- #Is there a mac equivalent to windows subsystem for linux driver
- #Is there a mac equivalent to windows subsystem for linux windows 10
- #Is there a mac equivalent to windows subsystem for linux code
Even the ridiculous cmd.exe was heavily upgraded to the 21st century. Yes, as promised almost anything you can do in a native Ubuntu 16.04 can be done in this new environment. OSS has pros and cons, just like everything else.īut I digress, going back to WSL.

It's again, a matter of taste and ego, most of the time for most of the people.Īnd the OSS community still wastes an insurmountable amount of time in crazy disputes over stuff like the Systemd controversy or the time it is taking to get over X and finally get into Wayland. RedHat enjoyed the craze of the dot-com era and was able to fly high in the Enterprise market. Canonical has prevailed where many failed but they are still not a definitive winner, and it feels like their losing their steam. But each major distro was able to brute force their own ecosystems. No ecosystem can evolve healthily and in a cohesive way being that fragmented. Linux-distros had their own ups and downs. And by being able to reboot the entire ecosystem from scratch is not something anyone can do. Remains to be seen.Īpple had its miracle in the turn of the century, and OS X and iOS are terrific OSes. Maybe we're a couple of upgrades away from a really usable WSL.
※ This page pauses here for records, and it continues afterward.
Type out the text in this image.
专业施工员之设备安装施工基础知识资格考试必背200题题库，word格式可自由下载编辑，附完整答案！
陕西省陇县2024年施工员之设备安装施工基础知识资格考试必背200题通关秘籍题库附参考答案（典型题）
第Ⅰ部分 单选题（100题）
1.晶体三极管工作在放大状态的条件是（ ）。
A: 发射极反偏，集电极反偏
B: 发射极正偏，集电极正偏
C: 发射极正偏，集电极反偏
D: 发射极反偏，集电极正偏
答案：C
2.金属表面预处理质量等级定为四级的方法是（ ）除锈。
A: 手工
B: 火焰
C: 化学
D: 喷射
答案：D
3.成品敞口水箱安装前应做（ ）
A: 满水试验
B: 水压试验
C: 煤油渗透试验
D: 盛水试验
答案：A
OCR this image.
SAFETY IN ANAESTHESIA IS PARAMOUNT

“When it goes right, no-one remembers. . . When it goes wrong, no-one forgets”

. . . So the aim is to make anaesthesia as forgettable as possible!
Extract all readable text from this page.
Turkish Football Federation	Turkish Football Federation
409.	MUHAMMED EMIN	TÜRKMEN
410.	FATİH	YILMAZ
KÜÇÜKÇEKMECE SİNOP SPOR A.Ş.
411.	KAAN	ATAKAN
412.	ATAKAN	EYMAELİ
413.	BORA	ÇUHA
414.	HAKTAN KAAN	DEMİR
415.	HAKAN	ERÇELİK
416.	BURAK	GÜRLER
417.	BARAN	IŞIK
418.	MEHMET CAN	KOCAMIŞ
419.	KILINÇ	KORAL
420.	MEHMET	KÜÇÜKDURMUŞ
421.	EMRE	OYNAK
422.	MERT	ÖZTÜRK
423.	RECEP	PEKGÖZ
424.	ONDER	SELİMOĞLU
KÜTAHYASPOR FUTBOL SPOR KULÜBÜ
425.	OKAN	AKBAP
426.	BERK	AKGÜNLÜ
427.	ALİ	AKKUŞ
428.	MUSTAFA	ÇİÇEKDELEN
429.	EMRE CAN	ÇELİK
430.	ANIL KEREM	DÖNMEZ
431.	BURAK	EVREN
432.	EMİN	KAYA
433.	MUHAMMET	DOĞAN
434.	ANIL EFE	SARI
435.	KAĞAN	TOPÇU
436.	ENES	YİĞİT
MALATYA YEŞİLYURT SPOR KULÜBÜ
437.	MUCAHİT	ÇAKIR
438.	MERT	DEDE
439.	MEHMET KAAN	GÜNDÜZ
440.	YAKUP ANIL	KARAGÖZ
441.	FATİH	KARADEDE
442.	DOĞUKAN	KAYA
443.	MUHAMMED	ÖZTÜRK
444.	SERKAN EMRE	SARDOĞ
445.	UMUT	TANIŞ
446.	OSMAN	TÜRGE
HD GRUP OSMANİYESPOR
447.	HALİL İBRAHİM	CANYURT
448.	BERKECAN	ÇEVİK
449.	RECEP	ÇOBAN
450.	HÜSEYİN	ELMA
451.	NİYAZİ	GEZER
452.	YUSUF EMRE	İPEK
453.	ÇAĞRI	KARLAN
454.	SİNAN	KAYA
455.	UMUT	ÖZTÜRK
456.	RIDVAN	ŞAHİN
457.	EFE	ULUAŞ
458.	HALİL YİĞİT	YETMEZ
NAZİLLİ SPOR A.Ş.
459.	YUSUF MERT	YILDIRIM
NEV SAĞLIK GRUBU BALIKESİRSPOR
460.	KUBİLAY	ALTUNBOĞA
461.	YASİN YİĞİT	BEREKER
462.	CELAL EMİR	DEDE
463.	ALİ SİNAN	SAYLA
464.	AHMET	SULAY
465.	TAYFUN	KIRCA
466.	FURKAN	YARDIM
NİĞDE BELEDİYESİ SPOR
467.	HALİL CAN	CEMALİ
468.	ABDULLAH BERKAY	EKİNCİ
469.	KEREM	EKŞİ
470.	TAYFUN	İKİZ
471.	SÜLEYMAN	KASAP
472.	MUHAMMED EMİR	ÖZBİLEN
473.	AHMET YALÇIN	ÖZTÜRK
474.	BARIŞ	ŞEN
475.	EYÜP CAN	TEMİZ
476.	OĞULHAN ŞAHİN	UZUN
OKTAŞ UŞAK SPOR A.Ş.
#Is there a mac equivalent to windows subsystem for linux windows 10
Windows 10 is a return to form, and 2 big iterations later, it's finally becoming reasonable again. Microsoft had a really harsh decade in the turn of the century. That being said, WSL in itself is a miracle, so I can't complain. It is and will remain a maintenance nightmare of epic proportions. Apple could do it in a time when the Mac installed base was tiny, so alienating some people wouldn't hurt so much.
#Is there a mac equivalent to windows subsystem for linux driver
In an ideal world, Windows should replace its entire NT underpinnings and either build their own BSD-inspired infrastructure (like Darwin) or create their own Linux distro using off-the-shelf Linux kernel as the main driver (probably can't because of GPL).īut this is unrealistic. TL DR it's not nearly as smooth as running a pure Linux-distro, and the integration is not nearly as good as OS X in terms of usability as Windows was not redesigned in any meaningful way to be a UNIX system like OS X. This is a sight to behold: native GNOME-VIM running natively side-by-side with Microsoft Edge loading a web site running out of a Rails app running within WSL, accessing PostgreSQL.īut, is it good for real people? How good is WSL? Take a good look at the screenshot above. It is a technical tour de force in itself.
#Is there a mac equivalent to windows subsystem for linux code
Unlike in OS X where we need to tweak source code and recompile to run on Darwin (the Mach/BSD-based operating system layer), we can download Ubuntu binaries (or any other distro for that matter, there are Fedora and Suse coming soon to the Windows App Store) and run them directly.Įven more interesting, you can run system level daemons (yes, Postgresql, Memcached, Redis, etc all load and run in the background) and you can even run X (GUI) programs!ĭon't get me wrong, I commend everybody that is working hard at Microsoft to make this happen. It's enabling Windows to boot ELF64 binaries up directly, without recompilation, without modification. The kicker is that there is no Linux kernel running! It also wraps Windows services such as filesystem, networking, into appropriate devices that Linux can access.

In a nutshell, WSL wraps the Windows kernel system calls and maps them as Linux Kernel system calls, fooling ELF64 unmodified Linux compatible binaries to run as if they were on a real Linux-based system. If you're unaware of what the WSL is, I highly recommend that you read the articles at Microsoft's Developer Blog and Jessie Frazelle's awesome Windows for Linux Nerds blog post.